I plan to just run it side by side to see how it adjusts
My main area of interest is FTP assessment. I would very much like to see more options for assessment beyond the Ramp test and have said this before. But I’m the weirdo that likes the long tests. I’d be much more in favor of a power curve style system like WKO, but that’s because I test way too high on short efforts.
I think for an AI training algorithm to work, it needs to do at minimum the following things:
- Optimize for a performance-based outcome metric(s)
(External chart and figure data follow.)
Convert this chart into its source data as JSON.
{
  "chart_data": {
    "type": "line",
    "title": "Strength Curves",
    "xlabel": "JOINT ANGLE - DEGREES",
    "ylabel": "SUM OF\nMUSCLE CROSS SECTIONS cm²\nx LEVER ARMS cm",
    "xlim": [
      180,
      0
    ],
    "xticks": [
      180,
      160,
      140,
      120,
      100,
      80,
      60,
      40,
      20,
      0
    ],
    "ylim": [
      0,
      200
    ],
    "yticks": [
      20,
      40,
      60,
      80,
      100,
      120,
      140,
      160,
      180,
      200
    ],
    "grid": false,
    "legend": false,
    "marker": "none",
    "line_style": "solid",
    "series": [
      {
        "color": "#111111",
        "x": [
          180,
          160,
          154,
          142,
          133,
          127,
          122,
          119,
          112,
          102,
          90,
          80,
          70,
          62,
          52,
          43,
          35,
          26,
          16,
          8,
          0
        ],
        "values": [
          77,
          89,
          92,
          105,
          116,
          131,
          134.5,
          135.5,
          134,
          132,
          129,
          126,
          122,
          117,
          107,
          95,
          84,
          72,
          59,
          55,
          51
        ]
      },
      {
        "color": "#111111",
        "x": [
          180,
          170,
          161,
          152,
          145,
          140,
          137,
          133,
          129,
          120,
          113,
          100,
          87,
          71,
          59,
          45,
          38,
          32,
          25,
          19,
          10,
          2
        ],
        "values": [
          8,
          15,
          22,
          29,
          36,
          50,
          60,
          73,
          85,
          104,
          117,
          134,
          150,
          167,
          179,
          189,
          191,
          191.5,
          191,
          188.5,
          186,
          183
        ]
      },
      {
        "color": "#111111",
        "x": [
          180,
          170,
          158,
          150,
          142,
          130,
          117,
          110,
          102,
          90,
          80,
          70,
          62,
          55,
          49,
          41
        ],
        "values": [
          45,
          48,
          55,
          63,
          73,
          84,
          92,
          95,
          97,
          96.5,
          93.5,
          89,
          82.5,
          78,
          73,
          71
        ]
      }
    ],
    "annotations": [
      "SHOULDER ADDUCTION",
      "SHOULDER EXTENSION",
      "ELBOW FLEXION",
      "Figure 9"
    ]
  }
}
- Adjust workout intensity
- Adjust training intensity distribution
- Adjust training volume
- Adjust to maximize compliance/consistency
Best I can tell from the podcast, and the thread with over 1000 posts, the current TR AT algorithm does perhaps 2 of these 5.
On #1, it does not optimize for a performance based measure. It optimizes for getting workouts to the “right” intensity - hard enough, but not too hard to elicit failure.
It does #2 to achieve this desired outcome.
It does not do #3 or #4.
It does #5 in so far as it will reduce frequency of workout failure.
I think given the TR user base of self coached, non-professional athletes, and the current challenges with the TR approach (wrong FTP from ramp test/wrong intensity for workouts), the launch of the AT algorithm will certainly help (assuming it functions as designed). And you’ve got to start somewhere.
But is it everything an AI approach could be/needs to be - no, it’s not - yet. Maybe the missing pieces are on the TR roadmap?
This graphic is AWESOME
From the looks of it, the Zone scorecard thingy (or whatever they are calling it) look like the same data in a WKO power curve, albeit without the granularity. Not that it somehow includes all the data in the power curve, but it gives a generalization I think. Thoughts?